Some more variety of instrumentation and invention in arrangement would have been appreciated, as the songs can seem to run together as recorded. However, if the rock writer Chuck Eddy is right and album-ending songs predict the future, Tegan and Sara’s next album should be worth waiting for: The drum-program driven “Superstar” is the most atypical song here, and may suggest an early clue to a new direction. I personally would be curious to see what they would produce in songwriting collaborations with some more melodic writers (hey, even Ani DiFranco recorded Bacharach), of course, this may interest them not at all. Power and lyrics are this music’s strengths, not melody. The songs are put over on sheer force of will and in-your-face attitude: You will listen to this! Fortunately, you’ll find it’s worth your while, but the lack of “sing alongs” does make their music a slightly more bitter pill to swallow. Still, bitter pills are better than the M & M’s currently on offer (and off her and on her) on the pop charts.
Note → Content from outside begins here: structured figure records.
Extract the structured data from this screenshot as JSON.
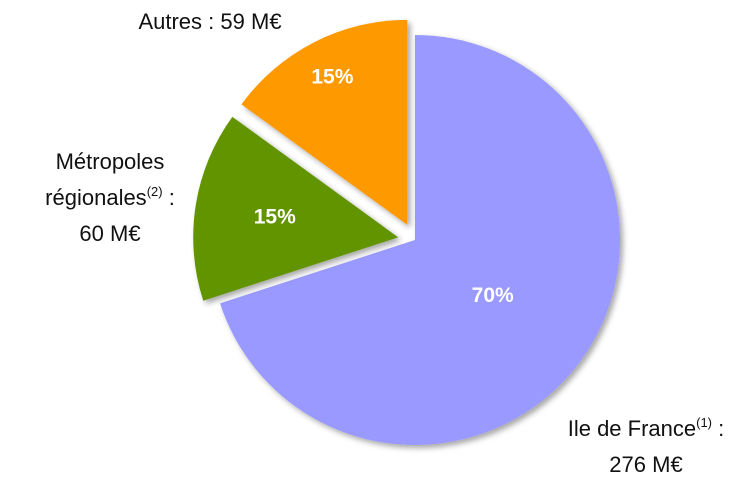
{
  "chart_data": {
    "type": "pie",
    "categories": [
      "Ile de France",
      "Métropoles régionales",
      "Autres"
    ],
    "category_notes": [
      "(1)",
      "(2)",
      null
    ],
    "separator": ":",
    "amount_labels": [
      "276 M€",
      "60 M€",
      "59 M€"
    ],
    "values": [
      70,
      15,
      15
    ],
    "value_labels": [
      "70%",
      "15%",
      "15%"
    ],
    "colors": [
      "#9999ff",
      "#629400",
      "#ff9900"
    ],
    "exploded": [
      false,
      true,
      true
    ]
  }
}
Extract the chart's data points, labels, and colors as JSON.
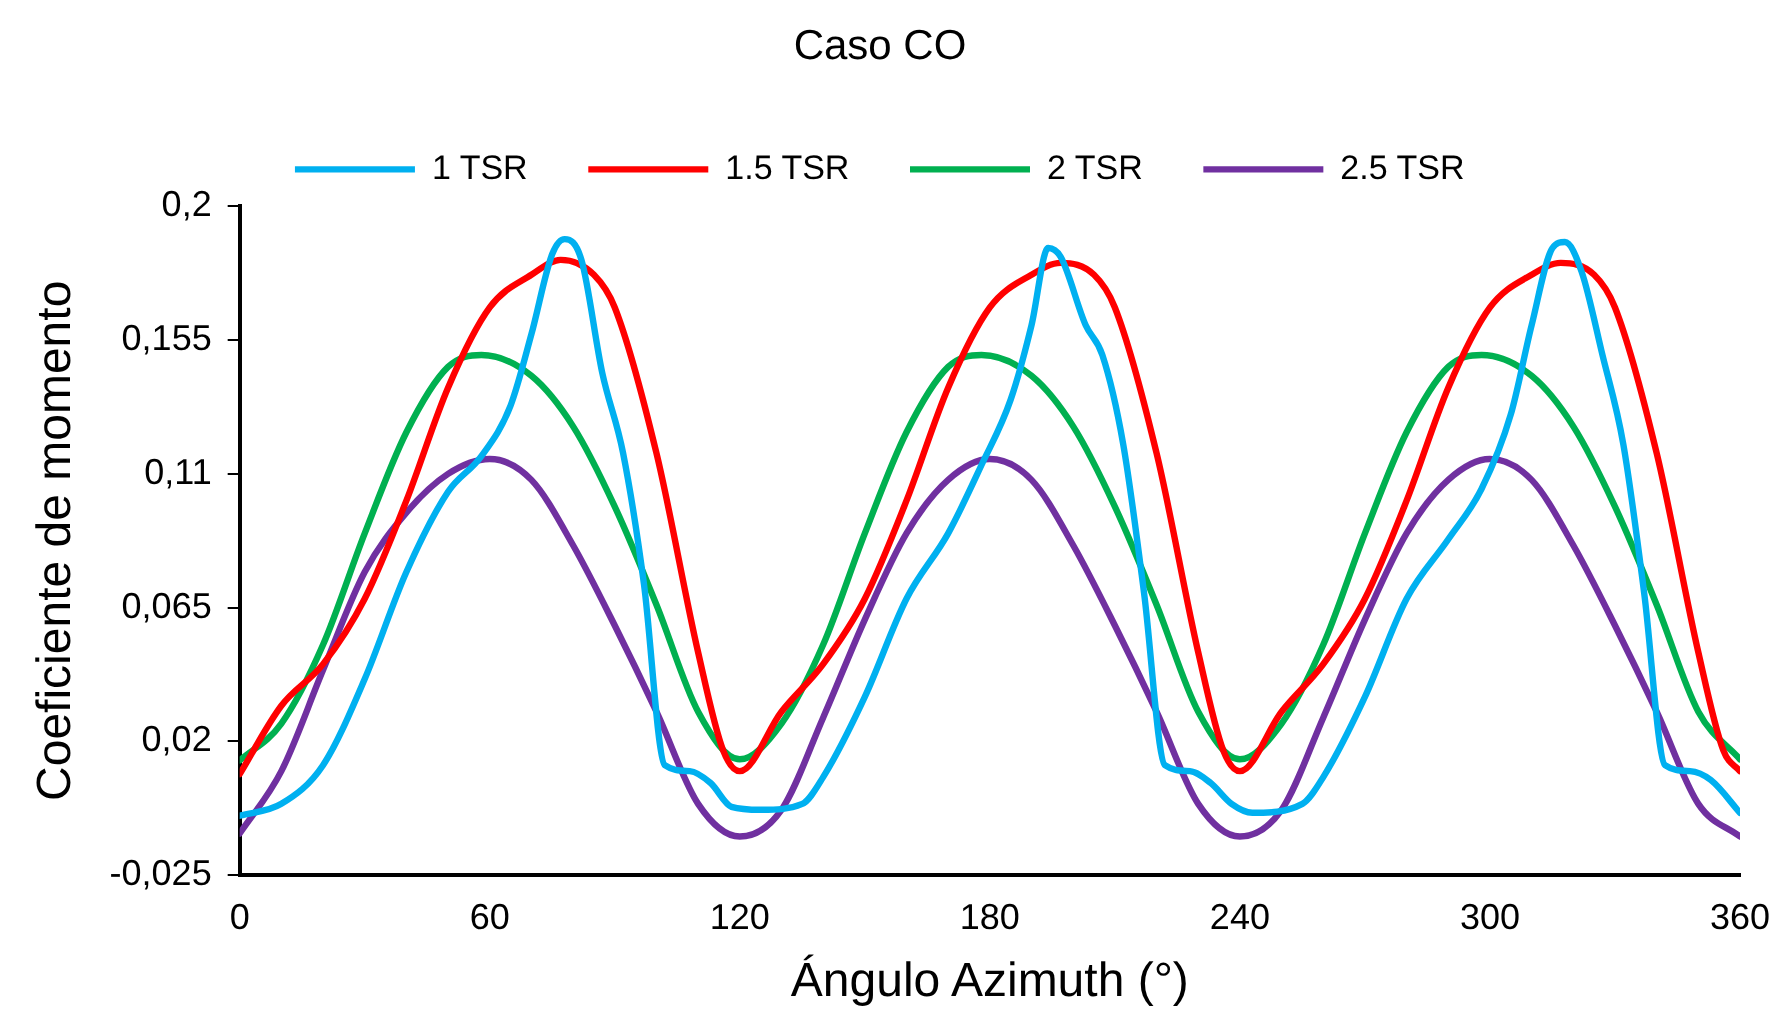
{
  "chart_data": {
    "type": "line",
    "title": "Caso CO",
    "xlabel": "Ángulo Azimuth (°)",
    "ylabel": "Coeficiente de momento",
    "xlim": [
      0,
      360
    ],
    "xticks": [
      0,
      60,
      120,
      180,
      240,
      300,
      360
    ],
    "ylim": [
      -0.025,
      0.2
    ],
    "yticks": [
      {
        "value": -0.025,
        "label": "-0,025"
      },
      {
        "value": 0.02,
        "label": "0,02"
      },
      {
        "value": 0.065,
        "label": "0,065"
      },
      {
        "value": 0.11,
        "label": "0,11"
      },
      {
        "value": 0.155,
        "label": "0,155"
      },
      {
        "value": 0.2,
        "label": "0,2"
      }
    ],
    "grid": false,
    "legend": "top",
    "marker": "none",
    "line_style": "solid",
    "series": [
      {
        "name": "1 TSR",
        "color": "#00b0f0",
        "x": [
          0,
          10,
          20,
          30,
          40,
          50,
          58,
          65,
          70,
          75,
          78,
          82,
          87,
          92,
          97,
          102,
          108,
          113,
          118,
          125,
          135,
          140,
          150,
          160,
          170,
          178,
          185,
          190,
          194,
          197,
          203,
          207,
          212,
          217,
          222,
          228,
          233,
          238,
          243,
          255,
          260,
          270,
          280,
          290,
          298,
          305,
          310,
          315,
          318,
          322,
          327,
          332,
          337,
          342,
          348,
          353,
          360
        ],
        "values": [
          -0.005,
          -0.001,
          0.012,
          0.041,
          0.077,
          0.104,
          0.116,
          0.133,
          0.157,
          0.184,
          0.189,
          0.182,
          0.144,
          0.117,
          0.073,
          0.012,
          0.01,
          0.006,
          -0.002,
          -0.003,
          -0.001,
          0.008,
          0.035,
          0.068,
          0.09,
          0.113,
          0.135,
          0.16,
          0.186,
          0.183,
          0.16,
          0.15,
          0.12,
          0.07,
          0.012,
          0.01,
          0.006,
          -0.001,
          -0.004,
          -0.001,
          0.008,
          0.035,
          0.068,
          0.088,
          0.105,
          0.13,
          0.16,
          0.186,
          0.188,
          0.178,
          0.15,
          0.12,
          0.07,
          0.012,
          0.01,
          0.007,
          -0.004
        ]
      },
      {
        "name": "1.5 TSR",
        "color": "#ff0000",
        "x": [
          0,
          10,
          20,
          30,
          40,
          50,
          60,
          70,
          77,
          85,
          90,
          100,
          110,
          116,
          120,
          130,
          140,
          150,
          160,
          170,
          180,
          190,
          197,
          205,
          210,
          220,
          230,
          236,
          240,
          250,
          260,
          270,
          280,
          290,
          300,
          310,
          317,
          325,
          330,
          340,
          350,
          356,
          360
        ],
        "values": [
          0.009,
          0.032,
          0.046,
          0.068,
          0.101,
          0.139,
          0.166,
          0.177,
          0.182,
          0.177,
          0.166,
          0.117,
          0.05,
          0.017,
          0.01,
          0.03,
          0.046,
          0.068,
          0.101,
          0.139,
          0.166,
          0.177,
          0.181,
          0.177,
          0.166,
          0.117,
          0.05,
          0.017,
          0.01,
          0.03,
          0.046,
          0.068,
          0.101,
          0.139,
          0.166,
          0.177,
          0.181,
          0.177,
          0.166,
          0.117,
          0.05,
          0.017,
          0.01
        ]
      },
      {
        "name": "2 TSR",
        "color": "#00b050",
        "x": [
          0,
          10,
          20,
          30,
          40,
          50,
          58,
          70,
          80,
          90,
          100,
          110,
          120,
          130,
          140,
          150,
          160,
          170,
          178,
          190,
          200,
          210,
          220,
          230,
          240,
          250,
          260,
          270,
          280,
          290,
          298,
          310,
          320,
          330,
          340,
          350,
          360
        ],
        "values": [
          0.0136,
          0.026,
          0.0525,
          0.09,
          0.124,
          0.146,
          0.15,
          0.143,
          0.126,
          0.099,
          0.066,
          0.03,
          0.014,
          0.026,
          0.0525,
          0.09,
          0.124,
          0.146,
          0.15,
          0.143,
          0.126,
          0.099,
          0.066,
          0.03,
          0.014,
          0.026,
          0.0525,
          0.09,
          0.124,
          0.146,
          0.15,
          0.143,
          0.126,
          0.099,
          0.066,
          0.03,
          0.014
        ]
      },
      {
        "name": "2.5 TSR",
        "color": "#7030a0",
        "x": [
          0,
          10,
          20,
          30,
          40,
          50,
          60,
          70,
          80,
          90,
          100,
          110,
          120,
          130,
          140,
          150,
          160,
          170,
          180,
          190,
          200,
          210,
          220,
          230,
          240,
          250,
          260,
          270,
          280,
          290,
          300,
          310,
          320,
          330,
          340,
          350,
          360
        ],
        "values": [
          -0.011,
          0.01,
          0.044,
          0.077,
          0.097,
          0.11,
          0.115,
          0.108,
          0.086,
          0.059,
          0.03,
          -0.001,
          -0.012,
          -0.003,
          0.028,
          0.061,
          0.09,
          0.108,
          0.115,
          0.108,
          0.086,
          0.059,
          0.03,
          -0.001,
          -0.012,
          -0.003,
          0.028,
          0.061,
          0.09,
          0.108,
          0.115,
          0.108,
          0.086,
          0.059,
          0.03,
          -0.001,
          -0.012
        ]
      }
    ]
  }
}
Tegan and Sara strike me as being truly alternative music, in the sense of offering another choice to those charts. Though they are teenagers, this isn’t the jailbait whoops-I-showed-you-my-panties of Britney Spears. And though they are feminist it isn’t in the Coyote Ugly empowerment through shaking your ass on a bar way. But strong, smart young women who find no sympathy in the top 40, and men who like strong, smart young women—that is to say, real men—should like this a lot. Tegan and Sara are not glamorous but compelling, like a soundtrack to tomboys out on the town.